What a Saudi oil freeze would really mean for markets

378796 09: A pipeline carries oil September 20, 2000 at the Federal Strategic Petroleum Reserve facility known as Big Hill near Beaumont, Texas. It is one of four crude oil storage sites run by the U.S. government that could be tapped to ease the oil crisis. The Big Hill facility has 14 underground solution-mined storage caverns that have a combined storage capacity of 160 million barrels. The site has demonstrated the capability to deliver crude at 930,000 barrels per day. The Big Hill site is connected via a 25-mile, 36-inch pipeline to the Sun Marine Terminal and the Unocal Marine Terminal at Nederland, Texas. The pipeline also interconnects with the Texaco 20-inch pipeline system in Port Arthur, Texas. The reserve, created in 1975 after the Arab oil embargo, is intended to provide a stopgap in case of disruptions in oil imports. It has been used only once, during the Gulf War in 1991. (Photo by Joe Raedle/Newsmakers)

Bloomberg

Saudi Arabia shot down rumours it might cut oil production, but reaffirmed its commitment to an output freeze that could
restrict crude flows to market this summer.

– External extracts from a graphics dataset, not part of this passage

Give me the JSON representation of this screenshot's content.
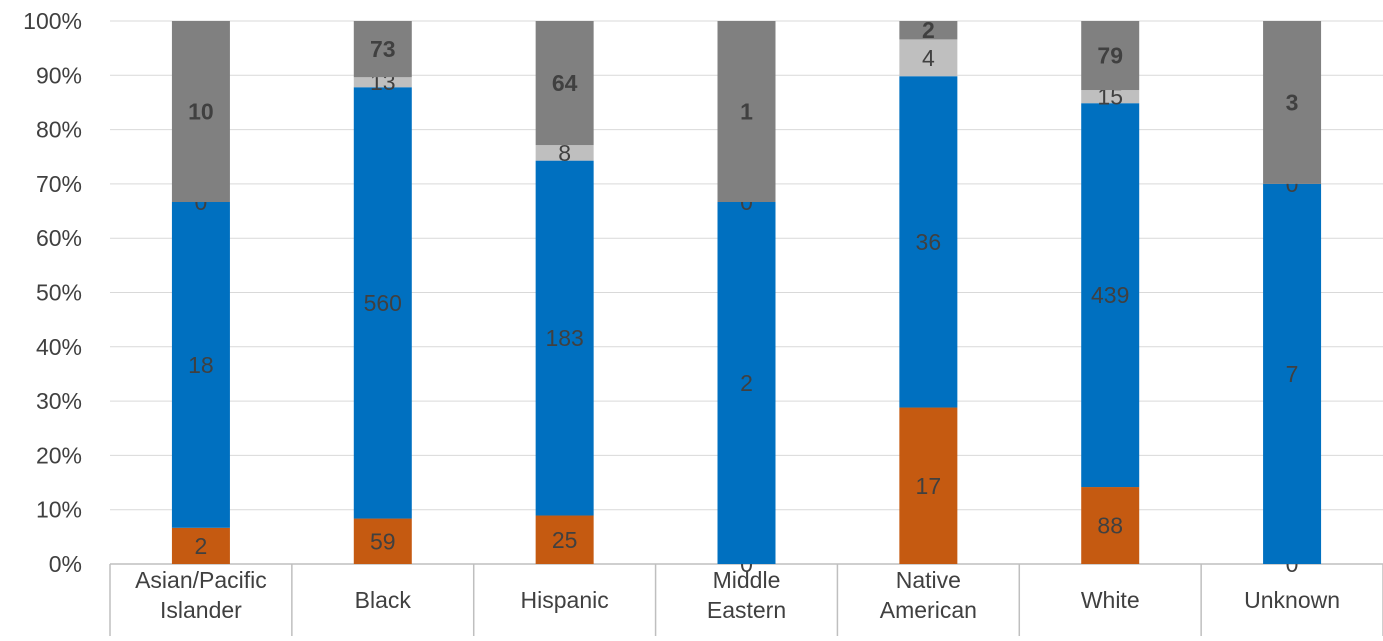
{
  "chart_data": {
    "type": "bar",
    "stacked": "percent",
    "categories": [
      "Asian/Pacific Islander",
      "Black",
      "Hispanic",
      "Middle Eastern",
      "Native American",
      "White",
      "Unknown"
    ],
    "category_lines": [
      [
        "Asian/Pacific",
        "Islander"
      ],
      [
        "Black"
      ],
      [
        "Hispanic"
      ],
      [
        "Middle",
        "Eastern"
      ],
      [
        "Native",
        "American"
      ],
      [
        "White"
      ],
      [
        "Unknown"
      ]
    ],
    "series": [
      {
        "values": [
          2,
          59,
          25,
          0,
          17,
          88,
          0
        ],
        "color": "#C55A11",
        "label_bold": false
      },
      {
        "values": [
          18,
          560,
          183,
          2,
          36,
          439,
          7
        ],
        "color": "#0070C0",
        "label_bold": false
      },
      {
        "values": [
          0,
          13,
          8,
          0,
          4,
          15,
          0
        ],
        "color": "#BFBFBF",
        "label_bold": false
      },
      {
        "values": [
          10,
          73,
          64,
          1,
          2,
          79,
          3
        ],
        "color": "#808080",
        "label_bold": true
      }
    ],
    "ylim": [
      0,
      1
    ],
    "y_ticks": [
      "0%",
      "10%",
      "20%",
      "30%",
      "40%",
      "50%",
      "60%",
      "70%",
      "80%",
      "90%",
      "100%"
    ],
    "grid": true,
    "legend": "none"
  }
}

With the world’s biggest exporter
already pumping near-record volumes, that may not matter.
Last week’s pledge to cap production at January levels along with Russia, Venezuela and Qatar — repeated on Tuesday in Houston by Saudi Oil Minister Ali al-Naimi — could mean the Middle Eastern nation refrains from the typical output boost needed to feed the summer increase in domestic demand. Forgoing that surge would, in theory, deprive the market of exports equivalent to about a quarter of the current global crude surplus.
“Come summer, the production freeze will amount to a cut in Saudi crude exports,” said Olivier Jakob, managing director of consultant Petromatrix GmbH in Zug, Switzerland. “By holding supply at January levels and not increasing when their domestic requirement for power generation is at its peak, there will be about 500,000 barrels a day less Saudi crude making its way to global markets.”
Saudi Arabia has on average boosted output by about 360,000 barrels a day from January levels to the seasonal peak in June and July, according to figures going back to 2002 from the Riyadh-based Joint Organisations Data Initiative. Over the same period, the amount of crude the country burns to generate electricity typically rises by as much as 500,000 barrels a day as citizens turn up their air conditioning, the data show.

SEASONAL PATTERN
“The market is still assuming a big summer swing up” in Saudi production this year, said Amrita Sen, chief oil analyst at consultants Energy Aspects Ltd. in London. “The freeze is making people think Saudi exports may now have to be down over the summer.” With Saudi Arabia’s production already at near-record levels, a dip in exports wouldn’t leave the market short.
The biggest member of the Organization of Petroleum Exporting Countries ramped output up last year to intensify pressure on U.S. shale producers and mark its territory before Iran’s return to world markets. It was pumping 10.2 million barrels a day in January, according
to data compiled by Bloomberg — a
level that already exceeds the summer production peak in all but one of the
past 10 years.
The exception was 2015, when peak summer output reached a record 10.6 million barrels a day, 400,000 higher than last month’s level, according to data compiled by Bloomberg. The International Energy Agency projects the second-quarter supply surplus will be about 1.5 million barrels a day.
This year, “the kingdom would not necessarily have to sacrifice crude exports to meet seasonal demand,” according to Sen. It has large amounts of oil in storage plus natural gas from the new Wasit project that could feed power generation, she said. “If alternatives can fill the gap in the summer, the dip in Saudi summer exports will not be that significant.”